A practical demonstration: EXASolution versus Natural Language Processing
I’d like to mark Thanksgiving by celebrating one of America’s greatest living poets, Shawn Carter, a.k.a. Jay-Z.
The thing I like most about Jay-Z’s poetry is that there is no way I could have written it. His upbringing, working and social lives are radically different from mine, and so the way he uses language couldn’t be more different. We both have English as a mother tongue, but we use it like we are from two different planets.
That’s the problem with attempting to use computers to analyse human language. They only have words to work with and no context regarding who is saying those words and for what reason. If two people say the same words in response to a different question, it’s not guaranteed that they intend the same meaning.
Let’s take as an example the simple sentence:
“That meal was all right.”
In some parts of Northern England could mean “10 out 10 – best meal I’ve had this year”, whereas in Southern England it could mean “5 out of 10 – I’ve had worse meals, but it wasn’t great”. They might even mean “2 out of 10 – but I’m too polite to tell the whole truth”.
One particular problem in language analysis is that it is difficult for a computer to detect sarcasm – to be honest, it’s difficult enough for humans.

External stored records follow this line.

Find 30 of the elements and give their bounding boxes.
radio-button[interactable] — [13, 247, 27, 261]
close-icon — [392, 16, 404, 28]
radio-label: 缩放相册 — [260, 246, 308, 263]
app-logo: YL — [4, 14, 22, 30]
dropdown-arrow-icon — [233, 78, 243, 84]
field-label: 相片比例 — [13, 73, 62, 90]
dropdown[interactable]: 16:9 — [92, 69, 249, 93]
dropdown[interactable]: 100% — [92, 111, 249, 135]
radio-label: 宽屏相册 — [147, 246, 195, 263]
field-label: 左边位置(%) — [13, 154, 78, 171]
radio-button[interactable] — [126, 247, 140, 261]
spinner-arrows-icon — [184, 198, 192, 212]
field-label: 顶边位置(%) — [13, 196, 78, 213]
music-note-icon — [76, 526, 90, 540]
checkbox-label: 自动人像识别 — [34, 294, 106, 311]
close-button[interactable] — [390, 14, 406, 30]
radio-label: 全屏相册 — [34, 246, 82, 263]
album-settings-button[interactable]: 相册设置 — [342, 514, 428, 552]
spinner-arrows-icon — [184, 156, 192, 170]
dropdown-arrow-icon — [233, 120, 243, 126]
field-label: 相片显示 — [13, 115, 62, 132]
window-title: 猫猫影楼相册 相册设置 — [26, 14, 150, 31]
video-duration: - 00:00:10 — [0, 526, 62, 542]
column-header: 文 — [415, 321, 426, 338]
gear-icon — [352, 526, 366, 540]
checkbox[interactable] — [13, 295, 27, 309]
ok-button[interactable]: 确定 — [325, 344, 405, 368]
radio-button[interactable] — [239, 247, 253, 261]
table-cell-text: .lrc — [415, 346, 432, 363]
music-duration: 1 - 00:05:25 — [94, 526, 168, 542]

Take for example the sentence:
“I loved this book so much that I threw it away before finishing the first page.”
A simple computer program looking to detect whether this review was positive or negative would have seen “I loved this book” and marked it as a positive review – however most humans can see that this comment was not written by a happy reader.
One final difficulty – small mistakes can make a big difference. The Ten Commandments read very differently if you miss out the word “not”!
Even punctuation is important – my favourite “missing comma” example is:
“She finds inspiration in cooking her family and her dog.”
which is quite different from
“She finds inspiration in cooking, her family and her dog.”
Mining natural language for business insight
Despite the difficulties involved, the rewards of mining natural language for business insight are definitively worth having. If you can detect happy customers, angry customers or potential sales opportunities from masses of unfiltered comments from social media or elsewhere, then this gives you an edge over your competition which I would summarise as “happier customers and more of them”.
In order to demonstrate some of the basic features involved in Natural Language Processing, I have made a short video.
This video takes Jay-Z’s lyrics and demonstrates a couple of techniques using Python User Defined Functions on EXASolution. I like to keep my videos short, but hopefully it’s enough to show that you can extend EXASOL way beyond SQL and perform complex analysis on some very unstructured (but beautiful) data.
Happy Thanksgiving to all, and as Jay-Z once said:
“May the best of your todays be the worst of your tomorrows.”